There’s a huge opportunity in doing so. The population is on lockdown and order volumes for takeaway and delivery food are on the up. But’s it’s not as simple as just packing up your menu and turning up at people’s doors with it.
Here are 4 key things to consider before you turn your restaurants into a delivery service.
Does your menu lend itself to delivery?
Not every item on its menu will lend itself to being packaged up and delivered to someone’s home. Go through your menu and work out what items will survive the best and lend themselves best to being packed up for delivery.
It may be that you have to make slight adaptations to your menu in order to create a separate takeaway and delivery menu.

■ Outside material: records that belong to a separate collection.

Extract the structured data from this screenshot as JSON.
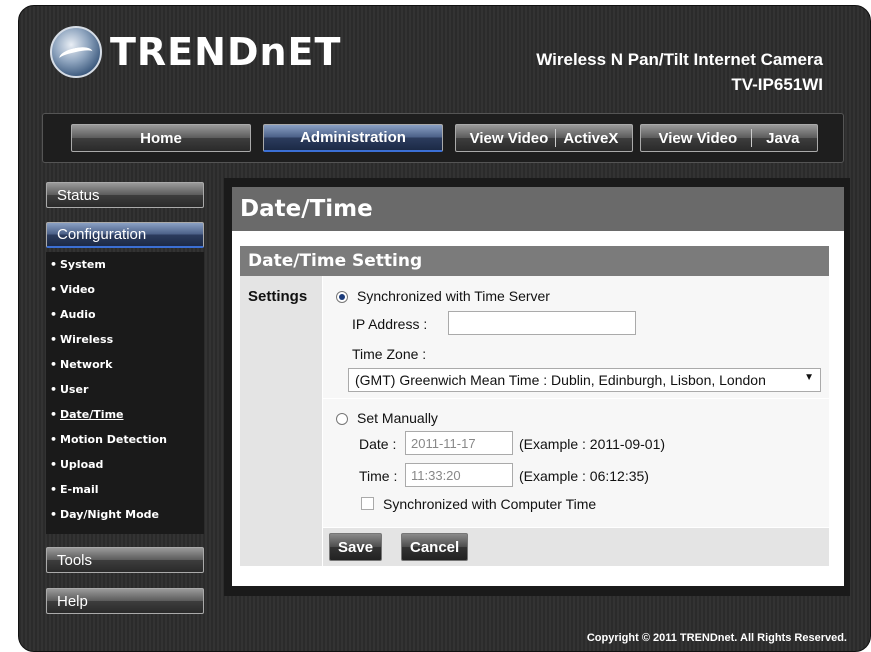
{
  "brand": {
    "logo_text": "TRENDnET"
  },
  "product": {
    "line1": "Wireless N Pan/Tilt Internet Camera",
    "model": "TV-IP651WI"
  },
  "nav": {
    "home": "Home",
    "administration": "Administration",
    "view_video_activex_a": "View Video",
    "view_video_activex_b": "ActiveX",
    "view_video_java_a": "View Video",
    "view_video_java_b": "Java"
  },
  "sidebar": {
    "status": "Status",
    "configuration": "Configuration",
    "submenu": [
      "System",
      "Video",
      "Audio",
      "Wireless",
      "Network",
      "User",
      "Date/Time",
      "Motion Detection",
      "Upload",
      "E-mail",
      "Day/Night Mode"
    ],
    "tools": "Tools",
    "help": "Help"
  },
  "page": {
    "title": "Date/Time"
  },
  "section": {
    "heading": "Date/Time Setting",
    "settings_label": "Settings",
    "sync_label": "Synchronized with Time Server",
    "ip_label": "IP Address  :",
    "ip_value": "",
    "tz_label": "Time Zone  :",
    "tz_value": "(GMT) Greenwich Mean Time : Dublin, Edinburgh, Lisbon, London",
    "manual_label": "Set Manually",
    "date_label": "Date  :",
    "date_value": "2011-11-17",
    "date_example": "(Example : 2011-09-01)",
    "time_label": "Time  :",
    "time_value": "11:33:20",
    "time_example": "(Example : 06:12:35)",
    "pc_sync_label": "Synchronized with Computer Time",
    "sync_selected": true,
    "pc_sync_checked": false
  },
  "buttons": {
    "save": "Save",
    "cancel": "Cancel"
  },
  "footer": {
    "copyright": "Copyright © 2011 TRENDnet. All Rights Reserved."
  },
  "colors": {
    "frame": "#2b2b2b",
    "active_accent": "#3b6fd4",
    "panel_header": "#7b7b7b"
  }
}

Hot food needs to stay hot during transport. And if you have a driver delivering at a couple of stop off points each time, it’s vital your packaging is right. Order in (or go to the wholesalers and get) the right sort of packaging to be cost effective, keep the food warm and enable things to be transported without spillages and leakages.
Where are the orders coming from?
So who’s going to order? You can promote your service on your own website, social media channels and so forth. But if you’re looking to expand your customer base, you might be tempted to sign up as a restaurant partner to Deliveroo, Just Eat or Uber Eats.
There’s certainly a ready made customer base there and the delivery drivers are available for you too depending on your location. But some platforms like this charge a signing up fee and then there’ll be a cut of your sales too.
Consider your options for driving sales based on the volume you want.
If you do sign up with one of the above, then great. You’ll have access to delivery drivers who’ve already signed up, been approved, meet vehicle standards and are insured.
Other restaurants are pivoting to enable their waiting staff to stay in work by doing delivery driving work. And that’s brilliant. But bear in mind that anyone delivering food like this in their own car needs the relevant food delivery insurance policy. That’s absolutely imperative and not having that in place can result in serious consequences.
Will it be a long term thing?
Best of luck converting your restaurant model into a takeaway or delivery. And who knows? Make a success of it and perhaps delivery could be a long term thing for you long after you’re able to reopen your restaurant doors.